Akılları takmaya programlananlar

GEÇTİĞİMİZ hafta Haber Sokağı’nda Gençlik Parkı’nın ‘yeni haliyle’ açılışından bahsetmiş ve bazı endişelerimi dile getirmiştim. Alınanlar olmuş. Öncelikle parkın mimarı Öner Tokcan sitem dolu bir elektronik posta göndermiş.

Öner Bey, Aydınlıkevler’de bulunan Altınpark’ın da mimarı.. Ki bana göre 15 yıllık Melih Gökçek yönetiminin Ankara’da yaptığı ‘iki’ doğrudan birisidir Altınpark..
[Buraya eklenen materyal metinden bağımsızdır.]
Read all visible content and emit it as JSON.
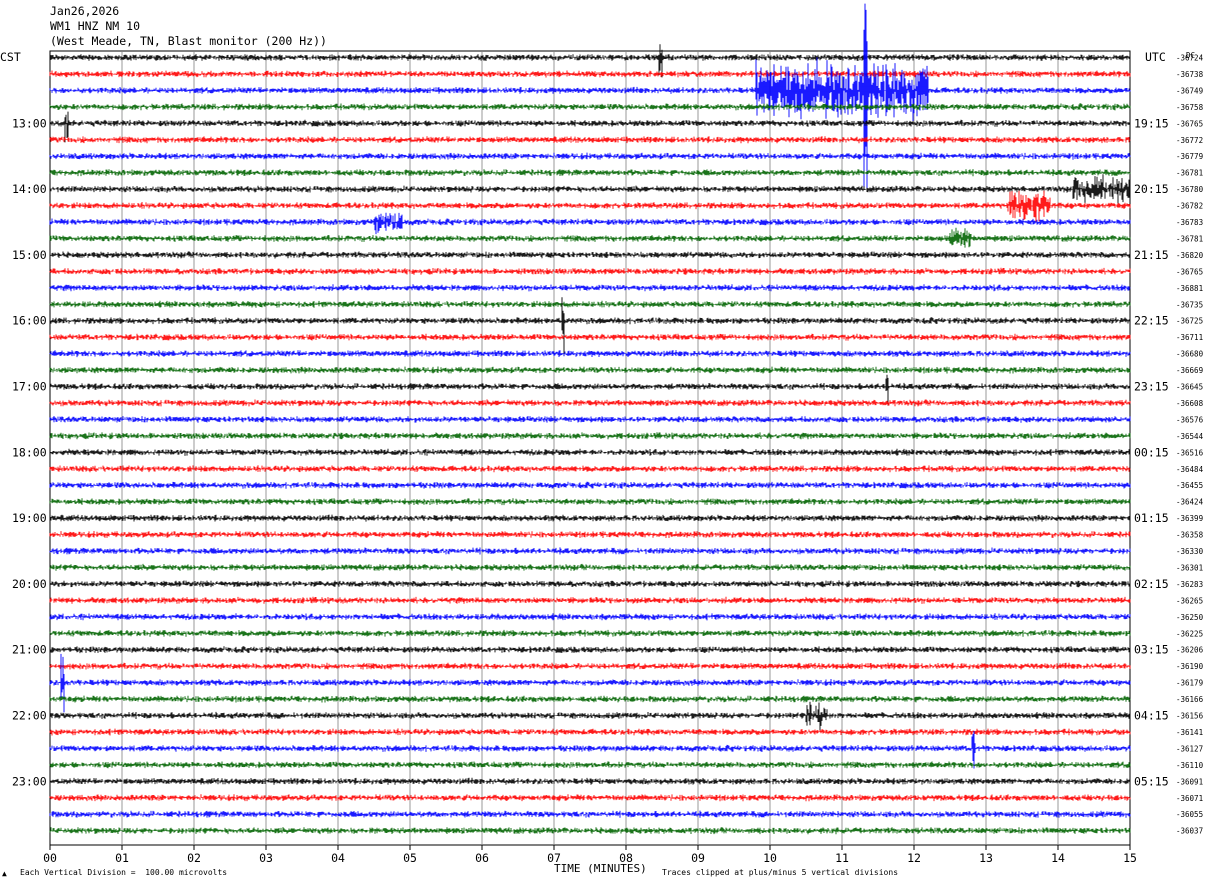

Büyükşehir Belediyesi’nin kenti yönetme üslubuna getirdiğim eleştiriyi Öner Bey gibi sanatçıların, çalışanların hatta belediye bünyesinde düzgün duruşları ile doğru işler yapan üst düzey bürokratların üzerlerine alınmasına hiç gerek yok.
Benim eleştirimin odağı belli idi.
Atatürk o parkın bulunduğu arazinin, akşam sofrasına davet ettiği bir hayırseverin şerefine kaldırdığı bir kadeh rakı ile bağışlanmasını sağlamış  ve Türk gençliğine armağan etmişti.
Bundan sonra o parkta, hiçbir nedenle tek bir kadeh bile şerefe kalkmayacaktı.
Mübarek Ramazan ayında yazmaktan hiç hoşlanmamama rağmen, bu düşüncemi aydın Ankaralılar’la paylaşmak zorunda hissettim kendimi..
Gerçek niyetini gizlemek için hiç kimsenin çiçeğin böceğin arkasına saklanmasına da gerek yok..
Yüce dinimizin siyasete alet edilme alışkanlığı, son dönemde yerel yönetimler düzeyine indirgendi.
‘Mahalle baskısı’, sosyolojik bir gerçek olarak karşımızda duruyor. Ve bu baskıyı merkezi otorite değil, yerel dinamikler besliyor. İslamı siyasallaştıran çevrelerin deyimi ile geçen haftaki yazımdan hoşlanmayan bir ‘hanım kardeş’ de elektronik posta gönderip beni kıyasiya eleştirmiş. Eleştirilerinin odağında, “Aklınızı bir kadeh rakıya takmışsınız” cümlesi yer alıyor.
Hanım kardeşin tespiti doğru, ancak durup baktığı pencere yanlış..
Bir kadeh rakıya ben değil, islam zemininde siyaset yapmaya gayret eden zihniyet kafayı takmış durumda..
Zaten sorunun kaynağı da bu..
Benim çocukluğumun Ankarasında, böyle ‘sinsi ve programlı’ takıntılar yoktu.
Kimse aklını kimsenin bir kadeh rakısına takmazdı.
Kimse aklını plastik bebeklerin erotizmine takmazdı.
Kimse aklını çocuk denilecek yaşta kızların bacak aralarına takmazdı.
Kimse aklını haremlik-selamlık uygulamalara takmazdı.
Kimse aklını genç kızların etek boylarına takmazdı.
Kimsenin aklına toplu taşım araçlarında erkeklerle kadınları ayrı ayrı taşımak gelmezdi.
Kimsenin aklına heykellere tükürmek gelmezdi.
Kimsenin aklına reklam billboard’larındaki mankenlerin bacaklarını siyaha boyamak gelmezdi.
Kimsenin aklına otelde aydın yakmak gelmezdi.
Kimsenin aklına saçmasapan sokak anketleri yapmak gelmezdi.
Bana ‘bir kadeh rakıya takmışsın’ diyenleri tebessüm ile izliyorum.
Kimin neye taktığı ve Ankarayı ne hale getirdiği o kadar açık ki..
Yöneticisiyle, mimarıyla, hanım kardeşiyle, kentlisiyle herkesin takkesini önüne koyup düşünmesi gerekiyor.
İçi boş tepkiler vermekten daha yararlı olacaktır.